The tattoo itself took about 2 1/2 hours including the 40 minutes of break we took. Would have been less but, not planning on getting a tattoo and being there so late, I didn't eat and I passed out with about 20 min. left to go. In talking with my artists, she told me that she actually was a children's book illustrator before going into tattooing! I know it sounds silly but I feel God just lined it all up for me. So many things could have stopped me that day, but I'm so happy with how it turned out (I have had multiple people tell me it looks fake because it's so colorful or that it looks like I just taped a page from the book on my shoulder). 3 weeks later, I have not a single twinge of regret and fall in love with it even more every time I look at it in the mirror.

And God has such a sense of humor!

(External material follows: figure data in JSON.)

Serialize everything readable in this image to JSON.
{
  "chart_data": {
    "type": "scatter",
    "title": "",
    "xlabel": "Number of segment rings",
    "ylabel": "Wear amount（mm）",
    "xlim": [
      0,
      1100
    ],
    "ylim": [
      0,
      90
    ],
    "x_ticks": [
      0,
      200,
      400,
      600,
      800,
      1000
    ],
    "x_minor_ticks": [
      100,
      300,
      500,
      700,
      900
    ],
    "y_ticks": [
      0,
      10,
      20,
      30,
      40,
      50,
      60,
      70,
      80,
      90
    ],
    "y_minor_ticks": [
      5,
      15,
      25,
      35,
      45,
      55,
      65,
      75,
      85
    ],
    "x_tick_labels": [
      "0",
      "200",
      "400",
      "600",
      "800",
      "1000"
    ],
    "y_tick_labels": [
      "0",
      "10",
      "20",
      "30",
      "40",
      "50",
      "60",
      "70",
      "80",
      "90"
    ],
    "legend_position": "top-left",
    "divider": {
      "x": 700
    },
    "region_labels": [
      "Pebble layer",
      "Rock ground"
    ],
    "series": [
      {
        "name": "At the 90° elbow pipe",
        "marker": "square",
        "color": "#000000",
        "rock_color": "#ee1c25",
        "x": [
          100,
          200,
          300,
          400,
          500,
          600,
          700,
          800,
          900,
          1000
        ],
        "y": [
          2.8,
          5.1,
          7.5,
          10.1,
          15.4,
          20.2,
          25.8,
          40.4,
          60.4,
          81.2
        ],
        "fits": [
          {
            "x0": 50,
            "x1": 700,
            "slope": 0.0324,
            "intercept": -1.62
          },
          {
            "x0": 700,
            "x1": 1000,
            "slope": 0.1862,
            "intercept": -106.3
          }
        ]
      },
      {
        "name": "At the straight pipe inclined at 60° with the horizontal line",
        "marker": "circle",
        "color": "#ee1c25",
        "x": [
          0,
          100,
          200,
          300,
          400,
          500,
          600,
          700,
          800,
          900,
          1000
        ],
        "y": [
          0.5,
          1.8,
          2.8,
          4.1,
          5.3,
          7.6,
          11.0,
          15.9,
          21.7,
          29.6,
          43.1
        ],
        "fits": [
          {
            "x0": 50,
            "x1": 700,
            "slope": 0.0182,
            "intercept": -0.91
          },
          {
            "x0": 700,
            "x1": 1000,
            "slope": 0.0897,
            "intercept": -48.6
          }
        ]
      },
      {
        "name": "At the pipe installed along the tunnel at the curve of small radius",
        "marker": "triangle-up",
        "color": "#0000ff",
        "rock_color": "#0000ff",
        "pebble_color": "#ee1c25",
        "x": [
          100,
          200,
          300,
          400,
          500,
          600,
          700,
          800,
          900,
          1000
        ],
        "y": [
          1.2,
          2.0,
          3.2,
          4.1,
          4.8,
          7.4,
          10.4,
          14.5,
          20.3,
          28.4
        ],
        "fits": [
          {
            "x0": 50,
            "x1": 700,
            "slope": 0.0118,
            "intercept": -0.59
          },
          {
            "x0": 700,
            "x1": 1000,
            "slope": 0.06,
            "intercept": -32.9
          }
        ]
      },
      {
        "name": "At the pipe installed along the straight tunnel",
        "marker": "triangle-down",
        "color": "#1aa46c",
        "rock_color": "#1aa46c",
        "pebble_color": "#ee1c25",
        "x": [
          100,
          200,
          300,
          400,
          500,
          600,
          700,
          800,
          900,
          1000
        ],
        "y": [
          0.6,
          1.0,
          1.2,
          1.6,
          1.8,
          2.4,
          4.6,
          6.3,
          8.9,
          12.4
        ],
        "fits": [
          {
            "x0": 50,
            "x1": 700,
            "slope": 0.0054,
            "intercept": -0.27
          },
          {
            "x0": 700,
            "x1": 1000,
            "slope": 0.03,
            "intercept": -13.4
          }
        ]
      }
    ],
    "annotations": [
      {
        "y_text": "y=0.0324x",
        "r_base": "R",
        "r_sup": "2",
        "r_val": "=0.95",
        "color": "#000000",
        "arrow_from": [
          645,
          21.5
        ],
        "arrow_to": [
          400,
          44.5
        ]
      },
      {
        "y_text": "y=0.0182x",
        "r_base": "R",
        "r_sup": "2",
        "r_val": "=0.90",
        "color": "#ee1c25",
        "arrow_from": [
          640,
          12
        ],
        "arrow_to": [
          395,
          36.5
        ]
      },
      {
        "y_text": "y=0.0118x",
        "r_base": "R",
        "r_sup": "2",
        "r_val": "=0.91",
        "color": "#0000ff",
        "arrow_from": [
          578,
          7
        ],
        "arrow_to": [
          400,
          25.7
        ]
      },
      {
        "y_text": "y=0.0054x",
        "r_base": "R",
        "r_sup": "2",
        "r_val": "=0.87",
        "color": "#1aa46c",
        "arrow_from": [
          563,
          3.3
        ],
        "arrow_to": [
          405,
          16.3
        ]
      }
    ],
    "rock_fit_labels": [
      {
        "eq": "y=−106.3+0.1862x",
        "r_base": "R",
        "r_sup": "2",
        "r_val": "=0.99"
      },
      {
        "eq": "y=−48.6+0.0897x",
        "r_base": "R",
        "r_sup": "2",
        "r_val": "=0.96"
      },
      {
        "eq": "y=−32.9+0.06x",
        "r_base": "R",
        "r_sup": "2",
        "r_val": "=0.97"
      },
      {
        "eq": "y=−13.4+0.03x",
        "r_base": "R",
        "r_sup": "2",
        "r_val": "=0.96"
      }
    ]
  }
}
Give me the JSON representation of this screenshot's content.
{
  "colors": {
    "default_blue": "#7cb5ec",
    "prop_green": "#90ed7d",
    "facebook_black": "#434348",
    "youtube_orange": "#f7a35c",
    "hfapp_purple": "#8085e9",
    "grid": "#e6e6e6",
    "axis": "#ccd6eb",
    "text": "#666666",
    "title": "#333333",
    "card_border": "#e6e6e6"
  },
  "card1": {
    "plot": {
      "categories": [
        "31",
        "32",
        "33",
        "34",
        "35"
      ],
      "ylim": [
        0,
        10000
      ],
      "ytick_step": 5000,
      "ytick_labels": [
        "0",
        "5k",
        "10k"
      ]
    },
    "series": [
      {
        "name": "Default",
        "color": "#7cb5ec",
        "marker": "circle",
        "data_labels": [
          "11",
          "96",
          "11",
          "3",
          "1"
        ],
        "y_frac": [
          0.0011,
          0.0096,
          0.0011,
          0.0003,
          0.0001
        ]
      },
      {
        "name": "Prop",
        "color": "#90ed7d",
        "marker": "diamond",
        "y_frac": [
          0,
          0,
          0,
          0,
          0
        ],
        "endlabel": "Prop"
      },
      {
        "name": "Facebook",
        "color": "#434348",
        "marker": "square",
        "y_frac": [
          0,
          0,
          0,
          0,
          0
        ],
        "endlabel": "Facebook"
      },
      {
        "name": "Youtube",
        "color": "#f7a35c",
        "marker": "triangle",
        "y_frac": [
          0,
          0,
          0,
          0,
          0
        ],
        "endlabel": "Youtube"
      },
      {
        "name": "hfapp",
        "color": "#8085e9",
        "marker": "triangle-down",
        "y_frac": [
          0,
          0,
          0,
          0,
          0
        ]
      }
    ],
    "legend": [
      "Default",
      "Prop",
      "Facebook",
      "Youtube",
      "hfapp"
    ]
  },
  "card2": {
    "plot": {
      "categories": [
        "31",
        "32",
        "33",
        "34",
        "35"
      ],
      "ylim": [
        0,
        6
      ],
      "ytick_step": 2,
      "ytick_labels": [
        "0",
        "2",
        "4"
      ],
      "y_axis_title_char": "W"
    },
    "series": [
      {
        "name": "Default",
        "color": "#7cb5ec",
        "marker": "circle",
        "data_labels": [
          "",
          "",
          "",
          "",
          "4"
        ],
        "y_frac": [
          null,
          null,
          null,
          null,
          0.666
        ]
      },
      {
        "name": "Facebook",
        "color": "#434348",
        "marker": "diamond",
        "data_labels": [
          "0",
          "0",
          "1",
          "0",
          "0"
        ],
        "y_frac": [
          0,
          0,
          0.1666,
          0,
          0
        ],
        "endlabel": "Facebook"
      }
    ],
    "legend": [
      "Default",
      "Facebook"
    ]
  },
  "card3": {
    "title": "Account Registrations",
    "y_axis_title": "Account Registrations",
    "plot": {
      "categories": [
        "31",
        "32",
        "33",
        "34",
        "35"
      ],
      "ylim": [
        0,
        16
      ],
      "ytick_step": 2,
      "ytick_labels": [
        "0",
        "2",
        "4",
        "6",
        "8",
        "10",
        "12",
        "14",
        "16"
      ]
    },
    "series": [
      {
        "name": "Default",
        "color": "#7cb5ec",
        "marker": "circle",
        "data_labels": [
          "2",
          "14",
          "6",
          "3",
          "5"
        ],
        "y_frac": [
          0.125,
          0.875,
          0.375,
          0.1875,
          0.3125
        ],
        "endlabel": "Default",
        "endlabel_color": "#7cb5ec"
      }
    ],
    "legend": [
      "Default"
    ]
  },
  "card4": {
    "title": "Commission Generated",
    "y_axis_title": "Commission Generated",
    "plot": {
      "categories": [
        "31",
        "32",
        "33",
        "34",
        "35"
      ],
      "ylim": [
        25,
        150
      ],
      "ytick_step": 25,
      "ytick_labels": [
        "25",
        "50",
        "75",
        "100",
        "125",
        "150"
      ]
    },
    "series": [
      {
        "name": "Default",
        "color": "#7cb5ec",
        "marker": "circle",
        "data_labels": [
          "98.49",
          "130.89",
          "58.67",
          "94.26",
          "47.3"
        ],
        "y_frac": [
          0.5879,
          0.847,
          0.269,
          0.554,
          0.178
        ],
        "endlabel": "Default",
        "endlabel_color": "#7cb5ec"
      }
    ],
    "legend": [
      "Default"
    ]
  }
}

I guess me being serious enough about waiting on His timing to permanently put a reminder on my body was all it took! (jk of course). I got my tattoo on a Tuesday and found out I was pregnant that Saturday!!! And honestly, it just makes the tattoo that much more significant because it's now a reminder of this week in my life when I was finally letting go of this desire that I held onto so tightly and also when God gave me that desire.

So there you have it...if you have problems with it or negative opinions, I hold nothing against you for having them but to be honest, there's no point in sharing those with me because what's done is done, the people that have the most weight in my life were consulted prior to my decision and I am at peace with my decision. You can choose to appreciate the beauty of the art itself and/or rejoice in the fact that it's a reminder to me of God's faithfulness in something that has been my heart's desire for as long as I can remember or not.

In process, this is with partial outlining done

Immediately after it was done. Minimal redness and swelling, a sign of a good artist!